Can anyone point me to a hierarchical clustering tool (preferable in python) that can cluster ~1 Million objects? I have tried hcluster
and also Orange.
hcluster
had trouble with 18k objects. Orange was able to cluster 18k objects in seconds, but failed with 100k objects (saturated memory and eventually crashed).
I am running on a 64bit Xeon CPU (2.53GHz) and 8GB of RAM + 3GB swap on Ubuntu 11.10.
The problem probably is that they will try to compute the full 2D distance matrix (about 8 GB naively with double precision) and then their algorithm will run in O(n^3)
time anyway.
You should seriously consider using a different clustering algorithm. Hierarchical clustering is slow and the results are not at all convincing usually. In particular for millions of objects, where you can't just look at the dendrogram to choose the appropriate cut.
If you really want to continue hierarchical clustering, I belive that ELKI (Java though) has a O(n^2)
implementation of SLINK
. Which at 1 million objects should be approximately 1 million times as fast. I don't know if they already have CLINK
, too. And I'm not sure if there actually is any sub-O(n^3)
algorithm for other variants than single-link and complete-link.

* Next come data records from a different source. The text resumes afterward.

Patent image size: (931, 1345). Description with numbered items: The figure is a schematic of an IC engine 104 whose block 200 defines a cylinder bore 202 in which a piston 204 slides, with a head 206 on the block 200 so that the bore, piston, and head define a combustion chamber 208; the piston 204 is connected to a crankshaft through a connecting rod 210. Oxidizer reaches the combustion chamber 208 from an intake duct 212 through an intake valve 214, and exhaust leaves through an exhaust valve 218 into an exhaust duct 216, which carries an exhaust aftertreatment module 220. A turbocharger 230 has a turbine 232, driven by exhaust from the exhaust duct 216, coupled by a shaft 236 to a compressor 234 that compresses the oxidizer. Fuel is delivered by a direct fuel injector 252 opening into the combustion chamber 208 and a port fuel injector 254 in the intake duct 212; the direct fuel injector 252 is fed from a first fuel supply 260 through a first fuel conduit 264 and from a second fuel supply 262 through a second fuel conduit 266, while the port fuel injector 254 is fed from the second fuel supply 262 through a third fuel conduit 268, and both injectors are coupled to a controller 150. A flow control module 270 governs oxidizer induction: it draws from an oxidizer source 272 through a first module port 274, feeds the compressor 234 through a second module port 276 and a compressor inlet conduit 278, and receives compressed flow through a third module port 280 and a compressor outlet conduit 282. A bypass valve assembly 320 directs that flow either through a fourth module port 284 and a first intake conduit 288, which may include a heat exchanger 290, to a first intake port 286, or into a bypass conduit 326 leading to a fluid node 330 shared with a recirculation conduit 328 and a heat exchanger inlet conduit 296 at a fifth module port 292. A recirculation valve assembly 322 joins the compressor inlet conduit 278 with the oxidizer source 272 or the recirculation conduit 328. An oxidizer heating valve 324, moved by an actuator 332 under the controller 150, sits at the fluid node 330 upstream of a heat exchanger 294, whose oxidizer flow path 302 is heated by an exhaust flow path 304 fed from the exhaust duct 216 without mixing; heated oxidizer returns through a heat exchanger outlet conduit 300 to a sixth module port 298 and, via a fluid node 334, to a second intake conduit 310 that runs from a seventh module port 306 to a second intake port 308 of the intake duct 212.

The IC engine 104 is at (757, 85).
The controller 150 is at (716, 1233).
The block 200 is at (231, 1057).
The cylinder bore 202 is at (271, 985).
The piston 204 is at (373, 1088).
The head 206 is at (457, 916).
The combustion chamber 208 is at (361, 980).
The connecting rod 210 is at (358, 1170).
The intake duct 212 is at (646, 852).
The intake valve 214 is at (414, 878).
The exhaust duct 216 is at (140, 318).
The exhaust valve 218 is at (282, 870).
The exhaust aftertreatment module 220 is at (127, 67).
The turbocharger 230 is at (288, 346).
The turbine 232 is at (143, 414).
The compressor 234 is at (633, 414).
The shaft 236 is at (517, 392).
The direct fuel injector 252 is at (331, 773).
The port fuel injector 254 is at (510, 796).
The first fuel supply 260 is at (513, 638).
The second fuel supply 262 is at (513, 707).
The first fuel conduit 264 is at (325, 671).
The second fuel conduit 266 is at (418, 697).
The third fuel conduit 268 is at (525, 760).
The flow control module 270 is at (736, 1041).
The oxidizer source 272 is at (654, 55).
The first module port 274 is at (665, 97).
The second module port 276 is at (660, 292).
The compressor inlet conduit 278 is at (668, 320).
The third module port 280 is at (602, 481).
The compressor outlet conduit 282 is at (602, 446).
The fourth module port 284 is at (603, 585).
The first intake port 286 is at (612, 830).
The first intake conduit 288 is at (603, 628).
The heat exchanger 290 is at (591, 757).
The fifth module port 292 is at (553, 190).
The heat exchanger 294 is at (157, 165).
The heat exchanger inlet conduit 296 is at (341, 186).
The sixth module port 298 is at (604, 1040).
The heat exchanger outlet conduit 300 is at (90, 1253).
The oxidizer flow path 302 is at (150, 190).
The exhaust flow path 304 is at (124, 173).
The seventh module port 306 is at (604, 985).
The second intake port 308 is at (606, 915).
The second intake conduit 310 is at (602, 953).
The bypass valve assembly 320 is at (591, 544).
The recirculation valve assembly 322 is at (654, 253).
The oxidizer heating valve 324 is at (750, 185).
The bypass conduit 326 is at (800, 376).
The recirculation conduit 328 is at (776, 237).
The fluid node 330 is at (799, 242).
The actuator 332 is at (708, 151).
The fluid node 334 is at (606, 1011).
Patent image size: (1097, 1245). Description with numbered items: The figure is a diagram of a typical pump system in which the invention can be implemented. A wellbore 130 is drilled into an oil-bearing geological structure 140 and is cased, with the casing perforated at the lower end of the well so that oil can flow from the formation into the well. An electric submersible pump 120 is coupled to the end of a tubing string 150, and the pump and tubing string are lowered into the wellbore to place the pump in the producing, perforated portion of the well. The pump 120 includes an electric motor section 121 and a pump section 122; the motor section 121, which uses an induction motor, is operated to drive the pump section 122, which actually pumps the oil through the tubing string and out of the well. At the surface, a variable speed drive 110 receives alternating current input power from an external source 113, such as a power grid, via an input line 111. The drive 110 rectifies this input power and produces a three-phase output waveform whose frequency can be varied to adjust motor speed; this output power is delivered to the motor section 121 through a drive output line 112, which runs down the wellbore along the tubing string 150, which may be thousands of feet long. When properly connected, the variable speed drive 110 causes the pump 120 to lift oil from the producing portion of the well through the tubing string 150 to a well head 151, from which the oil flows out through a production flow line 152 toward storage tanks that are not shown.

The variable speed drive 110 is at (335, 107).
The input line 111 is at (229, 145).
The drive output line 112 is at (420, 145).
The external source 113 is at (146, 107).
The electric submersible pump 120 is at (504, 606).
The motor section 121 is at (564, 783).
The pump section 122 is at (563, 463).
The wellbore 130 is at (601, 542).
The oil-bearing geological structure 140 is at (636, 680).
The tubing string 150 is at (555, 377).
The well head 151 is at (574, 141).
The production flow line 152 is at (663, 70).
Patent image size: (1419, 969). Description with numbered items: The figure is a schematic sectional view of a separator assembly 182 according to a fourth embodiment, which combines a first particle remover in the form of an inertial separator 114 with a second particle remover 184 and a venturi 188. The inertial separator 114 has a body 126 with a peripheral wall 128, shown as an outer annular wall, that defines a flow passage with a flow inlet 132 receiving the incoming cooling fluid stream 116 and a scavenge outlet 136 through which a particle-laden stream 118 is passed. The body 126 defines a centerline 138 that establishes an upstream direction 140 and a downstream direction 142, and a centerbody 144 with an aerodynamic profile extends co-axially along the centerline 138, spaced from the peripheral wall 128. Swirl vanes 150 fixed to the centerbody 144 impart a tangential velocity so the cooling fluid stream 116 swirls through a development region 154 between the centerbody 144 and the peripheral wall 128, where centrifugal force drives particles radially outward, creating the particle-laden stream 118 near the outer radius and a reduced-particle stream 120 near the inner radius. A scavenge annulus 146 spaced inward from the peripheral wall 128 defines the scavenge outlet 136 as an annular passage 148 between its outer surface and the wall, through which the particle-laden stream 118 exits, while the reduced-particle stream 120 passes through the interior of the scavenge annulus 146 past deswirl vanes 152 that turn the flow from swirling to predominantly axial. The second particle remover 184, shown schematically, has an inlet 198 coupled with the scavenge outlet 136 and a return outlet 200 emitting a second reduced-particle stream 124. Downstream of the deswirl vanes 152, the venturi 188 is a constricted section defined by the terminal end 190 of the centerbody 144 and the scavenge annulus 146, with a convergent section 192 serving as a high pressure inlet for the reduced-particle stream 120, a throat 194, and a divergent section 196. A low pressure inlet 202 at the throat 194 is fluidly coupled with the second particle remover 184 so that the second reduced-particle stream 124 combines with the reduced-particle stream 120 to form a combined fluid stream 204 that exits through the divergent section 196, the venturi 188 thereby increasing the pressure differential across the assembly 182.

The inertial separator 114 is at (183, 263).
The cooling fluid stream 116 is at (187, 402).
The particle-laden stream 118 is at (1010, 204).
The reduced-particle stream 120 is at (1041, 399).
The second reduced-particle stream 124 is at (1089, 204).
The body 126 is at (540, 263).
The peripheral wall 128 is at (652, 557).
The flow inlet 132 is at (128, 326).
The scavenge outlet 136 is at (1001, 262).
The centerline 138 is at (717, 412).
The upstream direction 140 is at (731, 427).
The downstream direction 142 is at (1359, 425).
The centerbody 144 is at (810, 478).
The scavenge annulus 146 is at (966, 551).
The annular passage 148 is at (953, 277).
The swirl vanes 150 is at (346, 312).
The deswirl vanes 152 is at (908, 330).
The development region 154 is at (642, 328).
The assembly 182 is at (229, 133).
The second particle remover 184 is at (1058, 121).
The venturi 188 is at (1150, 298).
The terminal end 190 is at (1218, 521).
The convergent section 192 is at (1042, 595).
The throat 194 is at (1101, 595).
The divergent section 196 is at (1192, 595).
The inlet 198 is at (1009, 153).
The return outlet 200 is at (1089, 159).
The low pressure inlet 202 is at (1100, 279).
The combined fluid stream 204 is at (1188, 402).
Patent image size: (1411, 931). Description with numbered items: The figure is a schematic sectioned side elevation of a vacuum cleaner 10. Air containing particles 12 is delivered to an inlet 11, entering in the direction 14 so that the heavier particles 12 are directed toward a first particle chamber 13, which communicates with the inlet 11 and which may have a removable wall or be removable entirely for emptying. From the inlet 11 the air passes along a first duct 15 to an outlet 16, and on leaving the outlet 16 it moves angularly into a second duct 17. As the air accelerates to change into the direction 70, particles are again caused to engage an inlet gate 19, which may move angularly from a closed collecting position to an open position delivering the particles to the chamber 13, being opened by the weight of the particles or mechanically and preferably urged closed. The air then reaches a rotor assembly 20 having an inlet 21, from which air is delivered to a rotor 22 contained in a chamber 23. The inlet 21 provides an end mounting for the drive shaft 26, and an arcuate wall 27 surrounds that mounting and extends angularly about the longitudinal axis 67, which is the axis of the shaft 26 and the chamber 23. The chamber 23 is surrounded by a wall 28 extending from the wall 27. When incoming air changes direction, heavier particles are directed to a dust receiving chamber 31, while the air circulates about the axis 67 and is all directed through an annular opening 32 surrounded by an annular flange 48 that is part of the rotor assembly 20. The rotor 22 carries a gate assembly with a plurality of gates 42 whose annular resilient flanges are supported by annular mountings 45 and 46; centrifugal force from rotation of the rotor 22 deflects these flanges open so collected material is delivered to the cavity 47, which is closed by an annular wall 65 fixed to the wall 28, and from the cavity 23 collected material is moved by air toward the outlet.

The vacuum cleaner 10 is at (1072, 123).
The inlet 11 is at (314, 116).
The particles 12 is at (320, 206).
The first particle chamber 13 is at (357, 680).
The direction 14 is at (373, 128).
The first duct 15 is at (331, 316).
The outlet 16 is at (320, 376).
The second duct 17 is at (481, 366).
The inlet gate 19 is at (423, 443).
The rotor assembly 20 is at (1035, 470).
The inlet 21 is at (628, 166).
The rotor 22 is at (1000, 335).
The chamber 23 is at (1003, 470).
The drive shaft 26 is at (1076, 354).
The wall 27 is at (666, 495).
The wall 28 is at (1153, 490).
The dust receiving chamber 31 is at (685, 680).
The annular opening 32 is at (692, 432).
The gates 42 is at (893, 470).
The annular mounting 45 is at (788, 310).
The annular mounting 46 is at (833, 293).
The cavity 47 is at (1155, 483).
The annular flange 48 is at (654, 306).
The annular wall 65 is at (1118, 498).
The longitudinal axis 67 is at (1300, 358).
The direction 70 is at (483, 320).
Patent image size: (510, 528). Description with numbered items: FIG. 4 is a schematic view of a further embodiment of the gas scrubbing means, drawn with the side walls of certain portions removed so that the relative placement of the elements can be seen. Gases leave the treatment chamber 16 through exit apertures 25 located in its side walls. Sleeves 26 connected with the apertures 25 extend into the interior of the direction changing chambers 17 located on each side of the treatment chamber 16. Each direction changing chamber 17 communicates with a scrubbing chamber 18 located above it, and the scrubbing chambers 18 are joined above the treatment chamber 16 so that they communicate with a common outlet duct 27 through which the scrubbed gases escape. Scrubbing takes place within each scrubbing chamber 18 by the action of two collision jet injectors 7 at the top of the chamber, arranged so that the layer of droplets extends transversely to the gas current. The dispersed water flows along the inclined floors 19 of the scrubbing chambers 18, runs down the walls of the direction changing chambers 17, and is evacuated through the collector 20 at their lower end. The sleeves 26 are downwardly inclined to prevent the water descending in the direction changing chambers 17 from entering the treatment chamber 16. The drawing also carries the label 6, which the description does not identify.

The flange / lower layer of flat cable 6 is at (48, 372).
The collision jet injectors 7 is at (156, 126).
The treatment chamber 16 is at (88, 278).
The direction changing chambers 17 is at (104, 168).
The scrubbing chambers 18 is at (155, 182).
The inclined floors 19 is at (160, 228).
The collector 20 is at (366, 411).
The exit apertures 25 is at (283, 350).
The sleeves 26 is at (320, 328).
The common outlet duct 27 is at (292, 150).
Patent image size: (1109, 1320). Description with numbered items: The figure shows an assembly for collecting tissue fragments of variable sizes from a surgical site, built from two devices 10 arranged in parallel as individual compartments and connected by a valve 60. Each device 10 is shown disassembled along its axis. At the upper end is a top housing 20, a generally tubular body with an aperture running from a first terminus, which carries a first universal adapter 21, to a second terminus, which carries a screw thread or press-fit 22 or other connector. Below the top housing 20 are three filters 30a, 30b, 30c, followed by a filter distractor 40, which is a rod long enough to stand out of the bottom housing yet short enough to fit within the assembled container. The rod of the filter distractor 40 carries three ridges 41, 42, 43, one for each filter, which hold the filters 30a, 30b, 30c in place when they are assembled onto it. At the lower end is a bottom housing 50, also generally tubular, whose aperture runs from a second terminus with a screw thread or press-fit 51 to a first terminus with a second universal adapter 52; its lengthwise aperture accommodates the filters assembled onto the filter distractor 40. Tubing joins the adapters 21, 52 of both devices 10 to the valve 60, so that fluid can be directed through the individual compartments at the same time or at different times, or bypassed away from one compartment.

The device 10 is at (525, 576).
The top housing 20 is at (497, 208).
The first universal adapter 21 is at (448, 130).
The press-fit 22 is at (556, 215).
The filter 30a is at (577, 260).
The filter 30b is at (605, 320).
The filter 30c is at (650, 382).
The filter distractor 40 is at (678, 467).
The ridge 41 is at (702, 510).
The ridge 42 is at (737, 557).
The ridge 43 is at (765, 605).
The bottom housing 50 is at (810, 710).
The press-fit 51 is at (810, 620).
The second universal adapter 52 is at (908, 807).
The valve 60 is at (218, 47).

Consider using other algorithms. k-means for example scales very well with the number of objects (it's just not very good usually either, unless your data is very clean and regular). DBSCAN
and OPTICS
are quite good in my opinion, once you have a feel for the parameters. If your data set is low dimensional, they can be accelerated quite well with an appropriate index structure. They should then run in O(n log n)
, if you have an index with O(log n)
query time. Which can make a huge difference for large data sets. I've personally used OPTICS
on a 110k images data set without problems, so I can imagine it scales up well to 1 million on your system.